The other day, a good friend gave me a fake $1,000,000 bill with Obama on the front and Disney’s Fantasy Land on back. I thought, and think, that it is kind of cute, considering the nearly three trillion dollar deficit that our country’s rulers are piling up this year. Every time I open my wallet to pay for something, there it is. So, recently, when I was paying a nice lady for my haircut, I handed it to her and asked, “Would you accept this for my haircut?” She took it, stared at it for a few seconds, looked over her shoulder at her boss and said, “Helen, can we break this?” Of course, the boss laughed, pointed out her error, I got out a ten, paid and every one parted on a happy note. But, I got to thinking … that poor lady actually thought that it was a real bill and thought that maybe she could make change. She, like most of us, has no concept of large numbers.
As an engineer, I am used to working with extremely large and extremely small numbers, like Avogadro’s number (6.02 x 10^23) (6 with 23 zeros behind it) on the large side and Planck’s constant (6.62 x 10^-34) (decimal point and 33 zeros before the first six) on the small. How does a mere human visualize these numbers or a number like a trillion in some meaningful way.
First, let’s look at the lady barber. If she lived and worked each day for 100 years and saved $28 each day, she would just barely save $1,000,000. Since a trillion is a million million, she would have to live 100 million years to save a trillion. The other day, President Obama’s minions were bragging about the administration saving $140,000,000 … a lot of money. But look at the number. $140 million is to one trillion as $140 is to a million. Kind of puts it into perspective, doesn’t it?
I am fond of visualizing dollar bills stacked one on top of another.

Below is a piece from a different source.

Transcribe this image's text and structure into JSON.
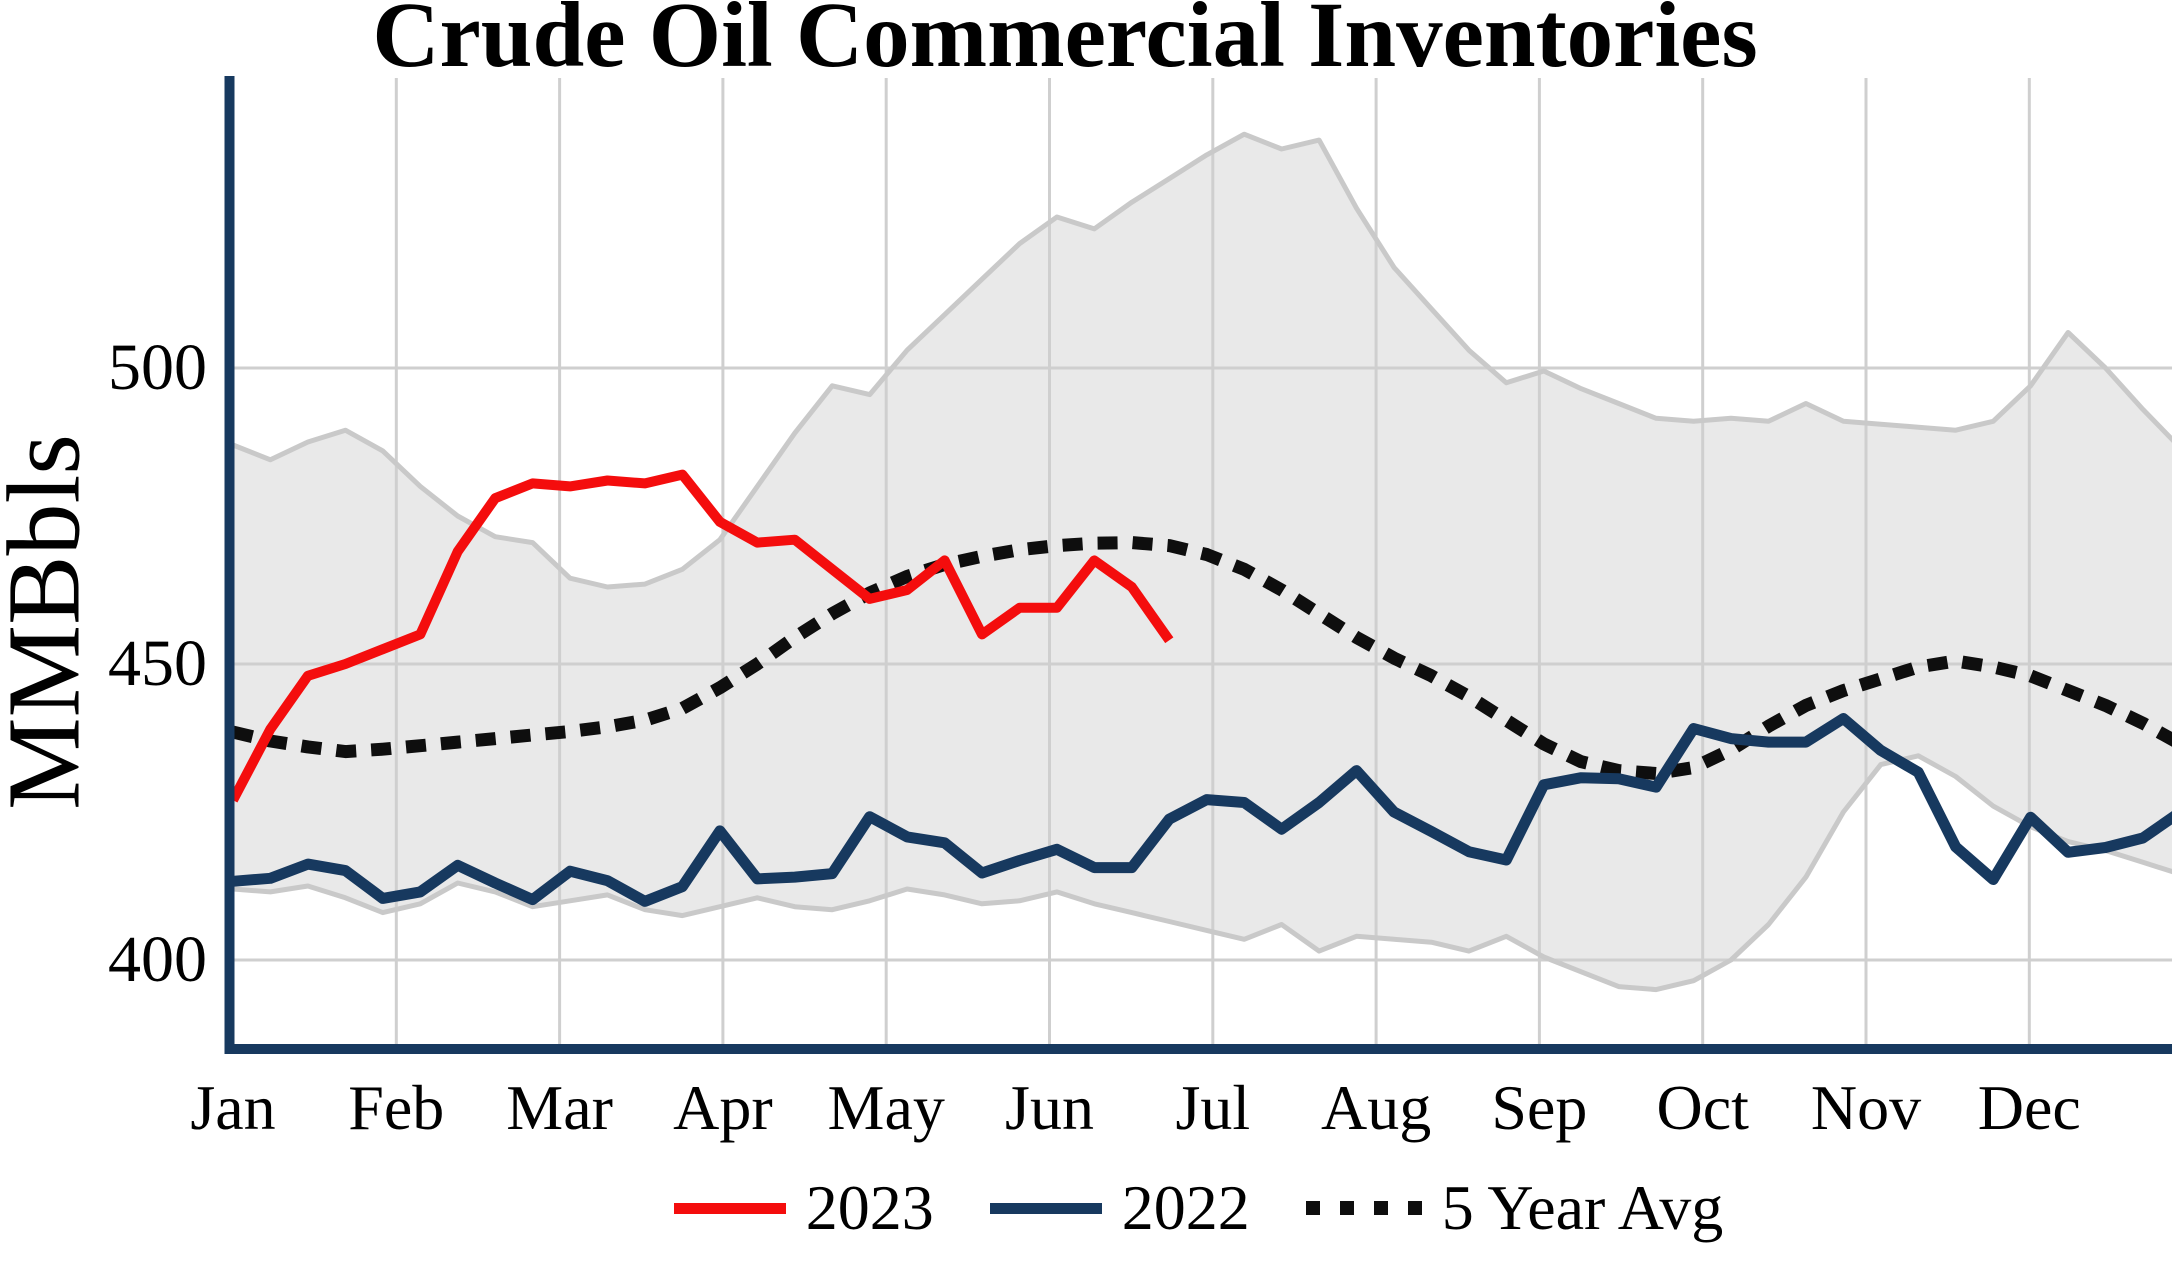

I have actually measured the thickness of a dollar with a micrometer and found it to be 0.004 of an inch thick. That means that a stack of $250 would be one inch high … $3000 to the foot … $15,840, 000 to the mile … $1.6 billion to the 100 miles. 62.5 miles to a billion dollars … 62,500 miles to the trillion. A trillion dollars is a row of dollar bills stacked one on top of the other that, laid down, would go around the Earth at the equator 2 1/2 times or stacked straight up would reach 1/4 of the way to the moon, three times higher than is necessary for the orbit of a geo-synchronous satillite. Could you use: … an inch of that money? … a foot? … a yard? A mile would certainly tickle me!!

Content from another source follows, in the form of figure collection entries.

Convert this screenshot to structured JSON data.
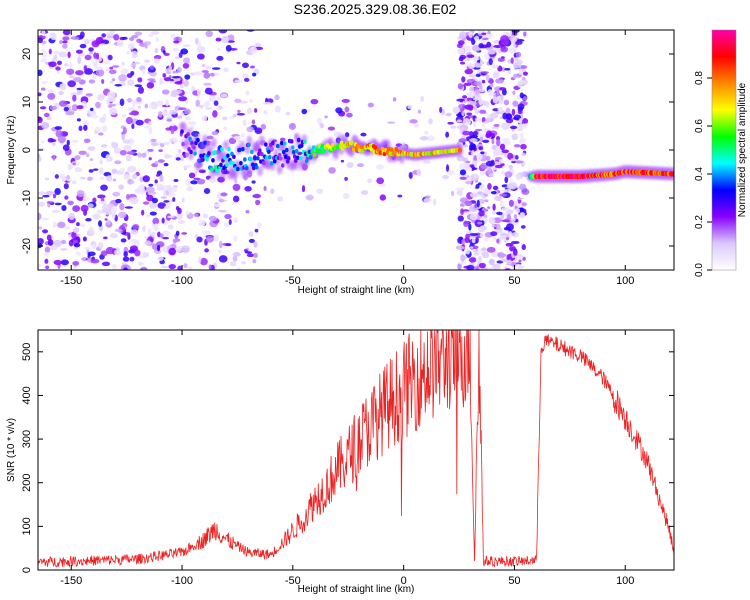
{
  "title": "S236.2025.329.08.36.E02",
  "chart_data": [
    {
      "type": "heatmap",
      "xlabel": "Height of straight line (km)",
      "ylabel": "Frequency (Hz)",
      "xlim": [
        -165,
        122
      ],
      "ylim": [
        -25,
        25
      ],
      "xticks": [
        -150,
        -100,
        -50,
        0,
        50,
        100
      ],
      "yticks": [
        -20,
        -10,
        0,
        10,
        20
      ],
      "colorbar": {
        "label": "Normalized spectral amplitude",
        "range": [
          0,
          1
        ],
        "ticks": [
          0.0,
          0.2,
          0.4,
          0.6,
          0.8
        ],
        "colors": [
          "#ffffff",
          "#dcc8ff",
          "#8800ff",
          "#0000ff",
          "#00ffff",
          "#00ff00",
          "#ffff00",
          "#ff8800",
          "#ff0000",
          "#ff00aa"
        ]
      },
      "ridge": [
        {
          "x": -100,
          "f": 1.5,
          "amp": 0.25
        },
        {
          "x": -85,
          "f": -2.0,
          "amp": 0.4
        },
        {
          "x": -60,
          "f": -1.0,
          "amp": 0.3
        },
        {
          "x": -50,
          "f": -0.5,
          "amp": 0.3
        },
        {
          "x": -40,
          "f": 0.0,
          "amp": 0.5
        },
        {
          "x": -25,
          "f": 1.0,
          "amp": 0.7
        },
        {
          "x": -10,
          "f": 0.0,
          "amp": 0.75
        },
        {
          "x": 5,
          "f": -1.0,
          "amp": 0.7
        },
        {
          "x": 25,
          "f": 0.0,
          "amp": 0.7
        },
        {
          "x": 57,
          "f": -5.5,
          "amp": 0.3
        },
        {
          "x": 60,
          "f": -5.5,
          "amp": 0.9
        },
        {
          "x": 80,
          "f": -5.5,
          "amp": 0.9
        },
        {
          "x": 95,
          "f": -5.0,
          "amp": 0.8
        },
        {
          "x": 100,
          "f": -4.5,
          "amp": 0.85
        },
        {
          "x": 122,
          "f": -5.0,
          "amp": 0.85
        }
      ],
      "noise_regions": [
        {
          "x": [
            -165,
            -100
          ],
          "density": "high"
        },
        {
          "x": [
            -100,
            -65
          ],
          "density": "medium"
        },
        {
          "x": [
            -65,
            25
          ],
          "density": "low"
        },
        {
          "x": [
            25,
            55
          ],
          "density": "high"
        }
      ]
    },
    {
      "type": "line",
      "xlabel": "Height of straight line (km)",
      "ylabel": "SNR (10 * v/v)",
      "xlim": [
        -165,
        122
      ],
      "ylim": [
        0,
        550
      ],
      "xticks": [
        -150,
        -100,
        -50,
        0,
        50,
        100
      ],
      "yticks": [
        0,
        100,
        200,
        300,
        400,
        500
      ],
      "series": [
        {
          "name": "SNR",
          "color": "#ee2222",
          "x": [
            -165,
            -150,
            -120,
            -100,
            -90,
            -85,
            -80,
            -70,
            -60,
            -55,
            -50,
            -45,
            -40,
            -35,
            -30,
            -25,
            -20,
            -15,
            -10,
            -5,
            0,
            5,
            10,
            15,
            20,
            25,
            30,
            32,
            34,
            36,
            40,
            50,
            55,
            60,
            62,
            64,
            70,
            80,
            90,
            100,
            110,
            115,
            120,
            122
          ],
          "y": [
            18,
            20,
            25,
            40,
            70,
            95,
            70,
            40,
            35,
            60,
            90,
            120,
            160,
            190,
            230,
            260,
            300,
            330,
            360,
            390,
            410,
            440,
            460,
            480,
            495,
            505,
            510,
            20,
            520,
            20,
            20,
            20,
            20,
            25,
            510,
            525,
            515,
            490,
            440,
            350,
            250,
            170,
            90,
            40
          ]
        }
      ]
    }
  ]
}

Another way that I have to look at the number one trillion is to stack the bills as before, only this time only 10 feet high ($30,000). Imagine placing lots of these little columns of bills side by each until they covered a football field. A trillion dollars arranged in this manner would cover 30 football fields. (approximately 21 acres of dollars ten feet high)
Now, looking at the small side of numbers, if you took one dollar out of that 21 acre pile, you would have one part per trillion.

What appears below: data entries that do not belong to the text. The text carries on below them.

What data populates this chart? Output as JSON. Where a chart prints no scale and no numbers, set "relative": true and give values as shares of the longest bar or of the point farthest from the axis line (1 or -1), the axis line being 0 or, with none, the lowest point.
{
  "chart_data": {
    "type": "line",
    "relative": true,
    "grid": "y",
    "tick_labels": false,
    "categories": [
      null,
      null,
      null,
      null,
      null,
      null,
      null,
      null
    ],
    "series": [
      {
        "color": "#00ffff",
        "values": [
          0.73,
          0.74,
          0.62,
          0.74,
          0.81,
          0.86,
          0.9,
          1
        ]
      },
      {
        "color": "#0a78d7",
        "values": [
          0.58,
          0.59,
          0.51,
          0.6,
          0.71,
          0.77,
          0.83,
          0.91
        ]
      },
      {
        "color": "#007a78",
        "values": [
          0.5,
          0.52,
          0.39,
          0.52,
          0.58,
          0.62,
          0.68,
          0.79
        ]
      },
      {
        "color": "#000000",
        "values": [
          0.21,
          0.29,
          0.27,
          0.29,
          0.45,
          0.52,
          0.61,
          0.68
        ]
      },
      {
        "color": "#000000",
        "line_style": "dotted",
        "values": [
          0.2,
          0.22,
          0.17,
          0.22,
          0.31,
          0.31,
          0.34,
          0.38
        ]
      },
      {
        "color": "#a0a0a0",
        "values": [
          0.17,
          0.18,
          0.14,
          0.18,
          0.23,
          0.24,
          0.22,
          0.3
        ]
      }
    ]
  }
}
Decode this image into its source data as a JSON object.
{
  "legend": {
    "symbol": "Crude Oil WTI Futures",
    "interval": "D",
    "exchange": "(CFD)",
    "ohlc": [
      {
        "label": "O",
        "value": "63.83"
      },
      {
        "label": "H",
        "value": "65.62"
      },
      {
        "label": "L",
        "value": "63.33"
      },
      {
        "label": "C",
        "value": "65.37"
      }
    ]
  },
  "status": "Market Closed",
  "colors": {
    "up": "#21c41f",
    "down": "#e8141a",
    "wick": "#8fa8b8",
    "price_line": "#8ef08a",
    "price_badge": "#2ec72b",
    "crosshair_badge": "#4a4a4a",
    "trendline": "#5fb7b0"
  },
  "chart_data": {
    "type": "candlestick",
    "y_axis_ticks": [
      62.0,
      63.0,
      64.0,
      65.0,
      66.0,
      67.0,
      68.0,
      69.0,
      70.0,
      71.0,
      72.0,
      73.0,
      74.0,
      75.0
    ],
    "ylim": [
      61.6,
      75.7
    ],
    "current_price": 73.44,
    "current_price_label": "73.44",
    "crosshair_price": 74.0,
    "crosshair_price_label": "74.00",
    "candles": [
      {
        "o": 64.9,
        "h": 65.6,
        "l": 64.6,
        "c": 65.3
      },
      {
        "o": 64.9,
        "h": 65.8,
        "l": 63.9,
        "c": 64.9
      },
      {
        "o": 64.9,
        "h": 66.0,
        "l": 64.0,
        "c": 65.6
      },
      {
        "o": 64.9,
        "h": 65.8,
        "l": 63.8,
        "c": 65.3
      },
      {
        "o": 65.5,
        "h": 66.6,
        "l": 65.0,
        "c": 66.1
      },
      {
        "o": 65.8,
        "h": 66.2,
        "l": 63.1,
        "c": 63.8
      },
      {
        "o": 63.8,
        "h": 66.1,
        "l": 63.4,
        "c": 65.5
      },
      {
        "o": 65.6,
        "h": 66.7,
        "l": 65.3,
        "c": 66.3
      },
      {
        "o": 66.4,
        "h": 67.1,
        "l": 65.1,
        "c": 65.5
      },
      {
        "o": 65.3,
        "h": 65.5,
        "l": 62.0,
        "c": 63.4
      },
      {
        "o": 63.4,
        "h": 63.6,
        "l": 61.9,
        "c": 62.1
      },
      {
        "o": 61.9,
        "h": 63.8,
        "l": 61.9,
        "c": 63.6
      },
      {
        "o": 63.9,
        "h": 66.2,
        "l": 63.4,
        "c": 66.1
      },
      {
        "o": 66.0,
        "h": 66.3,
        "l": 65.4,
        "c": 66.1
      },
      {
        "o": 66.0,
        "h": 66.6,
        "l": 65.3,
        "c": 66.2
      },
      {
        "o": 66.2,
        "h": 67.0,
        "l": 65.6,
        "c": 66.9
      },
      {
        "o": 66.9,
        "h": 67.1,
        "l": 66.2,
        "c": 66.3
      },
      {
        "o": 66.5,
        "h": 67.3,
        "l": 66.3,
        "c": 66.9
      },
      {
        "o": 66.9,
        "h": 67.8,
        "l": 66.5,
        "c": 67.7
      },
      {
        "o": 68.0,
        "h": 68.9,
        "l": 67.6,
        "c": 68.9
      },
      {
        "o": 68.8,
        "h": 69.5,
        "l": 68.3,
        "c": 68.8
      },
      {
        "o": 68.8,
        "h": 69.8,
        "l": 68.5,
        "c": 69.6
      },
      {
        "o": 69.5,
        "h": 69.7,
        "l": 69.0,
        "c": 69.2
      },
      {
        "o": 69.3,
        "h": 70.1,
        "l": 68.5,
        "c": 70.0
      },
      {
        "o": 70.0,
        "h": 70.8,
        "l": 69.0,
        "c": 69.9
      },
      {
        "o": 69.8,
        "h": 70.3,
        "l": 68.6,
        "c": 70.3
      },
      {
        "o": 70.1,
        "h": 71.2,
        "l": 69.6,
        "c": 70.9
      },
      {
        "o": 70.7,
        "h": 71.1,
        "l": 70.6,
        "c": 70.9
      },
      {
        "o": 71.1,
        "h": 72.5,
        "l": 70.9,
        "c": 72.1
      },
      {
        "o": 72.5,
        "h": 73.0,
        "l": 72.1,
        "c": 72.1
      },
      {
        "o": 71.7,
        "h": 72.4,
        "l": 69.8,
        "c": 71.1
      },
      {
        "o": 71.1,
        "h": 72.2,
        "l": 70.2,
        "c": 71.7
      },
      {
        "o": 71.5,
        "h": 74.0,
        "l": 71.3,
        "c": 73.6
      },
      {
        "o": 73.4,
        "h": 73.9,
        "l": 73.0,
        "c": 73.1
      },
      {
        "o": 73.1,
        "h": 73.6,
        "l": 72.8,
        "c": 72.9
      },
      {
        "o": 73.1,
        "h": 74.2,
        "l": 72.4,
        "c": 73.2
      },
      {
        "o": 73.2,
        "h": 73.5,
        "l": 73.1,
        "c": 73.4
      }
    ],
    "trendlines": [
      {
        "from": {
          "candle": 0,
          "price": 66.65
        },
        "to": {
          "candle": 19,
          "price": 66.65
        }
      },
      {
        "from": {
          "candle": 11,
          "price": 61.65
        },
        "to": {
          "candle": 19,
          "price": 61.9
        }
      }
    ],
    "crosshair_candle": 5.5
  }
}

Environmentalists like to scare us. They say that mercury, a liquid metal that people of my generation played with all the time, is a deadly poison, which it is, I might add, in large concentrations (see: “Mad Hatter”). Environmentalists have manipulated the government bureaucracy into declaring that mercury in any concentration is unacceptable … zero concentration. Our science is now advanced enough so that we can detect mercury in tenths of a part per trillion (or equivalent to $1 in a 210 acre pile as above). Do you suppose that taking a dollar out of that pile is going to be noticeable in any way , to affect anything? And don’t forget that mercury (or arsenic, or lead or … ?) is a naturally occurring element and as such is everywhere on the Earth.
When people start talking to us about things that are very large (or small) we should take great pains to understand the numbers, because if the alarmists are not trying to consciously manipulate us, they themselves probably don’t know what they are talking about. We should make sure that we ourselves do understand!